The molecular epidemiology of multiple zoonotic origins of SARS-CoV-2

Jonathan E. Pekar; Andrew Magee; Edyth Parker; Niema Moshiri; Katherine Izhikevich; Jennifer L. Havens; Karthik Gangavarapu; Lorena Mariana Malpica Serrano; Alexander Crits-Christoph; Nathaniel L. Matteson; Mark Zeller; Joshua I. Levy; Jade C. Wang; Scott Hughes; Jungmin Lee; Heedo Park; Man-Seong Park; Katherine Zi Yan Ching; Raymond Tzer Pin Lin; Mohd Noor Mat Isa; Yusuf Muhammad Noor; Tetyana I. Vasylyeva; Robert F. Garry; Edward C. Holmes; Andrew Rambaut; Marc A. Suchard; Kristian G. Andersen; Michael Worobey; Joel O. Wertheim

Science (2022) - 25 Comments
pubmed: 35881005 doi: 10.1126/science.abp8337 issn: 0036-8075 issn: 1095-9203

Jonathan E. Pekar , Andrew Magee , Edyth Parker , Niema Moshiri , Katherine Izhikevich , Jennifer L. Havens , Karthik Gangavarapu , Lorena Mariana Malpica Serrano , Alexander Crits-Christoph , Nathaniel L. Matteson , Mark Zeller , Joshua I. Levy , Jade C. Wang , Scott Hughes , Jungmin Lee , Heedo Park , Man-Seong Park , Katherine Zi Yan Ching , Raymond Tzer Pin Lin , Mohd Noor Mat Isa , See more

#1 Neoacanthoparyphium echinatoides

Key results are inflated by an error in the code.

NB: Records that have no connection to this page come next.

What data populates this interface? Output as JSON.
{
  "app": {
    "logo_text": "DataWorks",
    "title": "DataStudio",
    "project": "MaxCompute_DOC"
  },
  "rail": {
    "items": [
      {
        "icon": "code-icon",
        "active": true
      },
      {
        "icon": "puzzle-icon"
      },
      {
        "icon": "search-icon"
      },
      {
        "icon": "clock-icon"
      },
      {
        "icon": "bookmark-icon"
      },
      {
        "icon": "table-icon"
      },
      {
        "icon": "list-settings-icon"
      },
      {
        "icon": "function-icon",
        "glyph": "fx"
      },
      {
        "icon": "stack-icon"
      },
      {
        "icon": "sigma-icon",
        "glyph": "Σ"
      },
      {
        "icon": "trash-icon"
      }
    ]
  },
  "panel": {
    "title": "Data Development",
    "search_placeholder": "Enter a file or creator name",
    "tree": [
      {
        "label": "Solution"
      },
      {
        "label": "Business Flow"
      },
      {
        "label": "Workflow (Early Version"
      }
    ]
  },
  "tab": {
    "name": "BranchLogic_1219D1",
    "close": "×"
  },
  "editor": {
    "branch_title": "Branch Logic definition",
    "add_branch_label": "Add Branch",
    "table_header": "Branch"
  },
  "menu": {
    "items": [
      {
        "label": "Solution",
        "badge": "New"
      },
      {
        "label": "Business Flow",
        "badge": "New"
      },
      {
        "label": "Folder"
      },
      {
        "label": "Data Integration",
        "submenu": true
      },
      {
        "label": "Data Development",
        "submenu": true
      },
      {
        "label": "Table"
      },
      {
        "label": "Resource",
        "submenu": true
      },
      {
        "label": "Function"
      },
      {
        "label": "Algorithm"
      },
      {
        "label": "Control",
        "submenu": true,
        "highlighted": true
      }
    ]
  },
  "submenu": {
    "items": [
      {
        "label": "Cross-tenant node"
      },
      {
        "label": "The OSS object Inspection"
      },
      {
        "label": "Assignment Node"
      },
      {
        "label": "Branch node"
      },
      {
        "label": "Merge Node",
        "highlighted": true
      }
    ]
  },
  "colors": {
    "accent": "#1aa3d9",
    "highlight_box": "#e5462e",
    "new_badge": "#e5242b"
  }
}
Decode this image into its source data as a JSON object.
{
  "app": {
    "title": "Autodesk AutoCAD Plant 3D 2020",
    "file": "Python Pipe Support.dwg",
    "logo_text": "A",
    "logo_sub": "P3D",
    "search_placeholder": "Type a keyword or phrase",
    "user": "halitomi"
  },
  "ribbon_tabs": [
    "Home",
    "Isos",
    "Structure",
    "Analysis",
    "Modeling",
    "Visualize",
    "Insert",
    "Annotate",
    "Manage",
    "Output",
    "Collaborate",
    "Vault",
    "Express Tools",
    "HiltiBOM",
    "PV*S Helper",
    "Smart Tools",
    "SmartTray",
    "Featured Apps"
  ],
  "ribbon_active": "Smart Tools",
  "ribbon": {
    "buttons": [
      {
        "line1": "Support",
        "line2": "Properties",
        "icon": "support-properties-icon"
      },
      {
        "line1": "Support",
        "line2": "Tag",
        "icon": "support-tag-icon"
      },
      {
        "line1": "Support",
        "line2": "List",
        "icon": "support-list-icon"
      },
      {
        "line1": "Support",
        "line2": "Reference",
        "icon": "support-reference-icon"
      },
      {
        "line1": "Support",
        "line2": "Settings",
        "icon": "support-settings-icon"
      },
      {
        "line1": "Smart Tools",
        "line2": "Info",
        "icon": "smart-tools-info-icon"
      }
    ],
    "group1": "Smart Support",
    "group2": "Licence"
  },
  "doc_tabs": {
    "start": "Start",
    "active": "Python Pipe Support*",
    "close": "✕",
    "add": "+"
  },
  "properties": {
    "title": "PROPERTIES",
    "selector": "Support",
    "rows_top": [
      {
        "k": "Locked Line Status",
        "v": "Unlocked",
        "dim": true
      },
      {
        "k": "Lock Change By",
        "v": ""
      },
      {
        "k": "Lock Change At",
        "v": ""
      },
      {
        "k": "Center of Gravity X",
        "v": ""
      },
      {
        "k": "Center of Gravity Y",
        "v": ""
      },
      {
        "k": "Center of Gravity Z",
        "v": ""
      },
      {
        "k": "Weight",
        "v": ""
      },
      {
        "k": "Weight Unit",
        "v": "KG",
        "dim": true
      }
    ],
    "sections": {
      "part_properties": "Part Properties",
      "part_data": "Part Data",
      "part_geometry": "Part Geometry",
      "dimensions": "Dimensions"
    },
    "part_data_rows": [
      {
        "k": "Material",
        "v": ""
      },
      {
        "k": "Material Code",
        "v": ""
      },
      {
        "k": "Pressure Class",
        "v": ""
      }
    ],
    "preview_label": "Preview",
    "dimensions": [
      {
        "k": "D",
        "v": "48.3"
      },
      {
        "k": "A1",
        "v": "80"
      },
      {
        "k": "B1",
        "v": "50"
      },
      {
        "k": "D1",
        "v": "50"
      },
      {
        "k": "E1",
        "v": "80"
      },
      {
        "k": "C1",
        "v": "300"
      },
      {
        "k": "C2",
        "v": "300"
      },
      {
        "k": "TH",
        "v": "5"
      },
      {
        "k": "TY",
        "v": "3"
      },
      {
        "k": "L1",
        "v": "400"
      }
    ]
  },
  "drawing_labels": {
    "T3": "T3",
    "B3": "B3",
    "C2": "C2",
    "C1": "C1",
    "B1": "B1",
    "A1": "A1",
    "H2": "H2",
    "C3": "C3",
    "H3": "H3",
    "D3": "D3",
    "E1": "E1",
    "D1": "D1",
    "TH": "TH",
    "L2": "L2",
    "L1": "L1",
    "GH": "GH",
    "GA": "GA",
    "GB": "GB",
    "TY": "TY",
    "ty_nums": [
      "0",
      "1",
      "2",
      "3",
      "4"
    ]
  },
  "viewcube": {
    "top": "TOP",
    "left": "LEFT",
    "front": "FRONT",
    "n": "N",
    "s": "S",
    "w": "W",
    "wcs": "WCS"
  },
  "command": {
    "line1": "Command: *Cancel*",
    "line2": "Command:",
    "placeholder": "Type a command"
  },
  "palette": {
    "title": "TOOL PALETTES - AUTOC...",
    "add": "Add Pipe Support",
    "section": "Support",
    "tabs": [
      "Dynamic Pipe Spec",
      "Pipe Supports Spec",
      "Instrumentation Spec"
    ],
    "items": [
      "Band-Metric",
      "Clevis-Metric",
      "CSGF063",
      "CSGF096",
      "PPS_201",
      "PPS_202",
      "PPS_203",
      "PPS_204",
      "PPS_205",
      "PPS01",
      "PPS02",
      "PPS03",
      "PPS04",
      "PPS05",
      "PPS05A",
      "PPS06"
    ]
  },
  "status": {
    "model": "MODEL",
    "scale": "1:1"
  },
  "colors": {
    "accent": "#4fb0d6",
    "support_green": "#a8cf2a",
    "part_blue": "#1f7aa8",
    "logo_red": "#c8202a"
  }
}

The authors find that the SARS-CoV-2 lineages "A" and "B" are the result of at least two separate cross-species transmission events into humans. This finding is based on Bayes factors calculated in the Jupyter notebook cladeAnalysis.ipynb. This notebook has a bug in the function clade_analysis_updated. Re-running the main analysis without the bug reduces the Bayes factors by a factor of six. This significantly reduces confidence in the authors' findings.

The sensitivity analyses should be re-run without the bug (this isn't feasible without the data, which have not been published).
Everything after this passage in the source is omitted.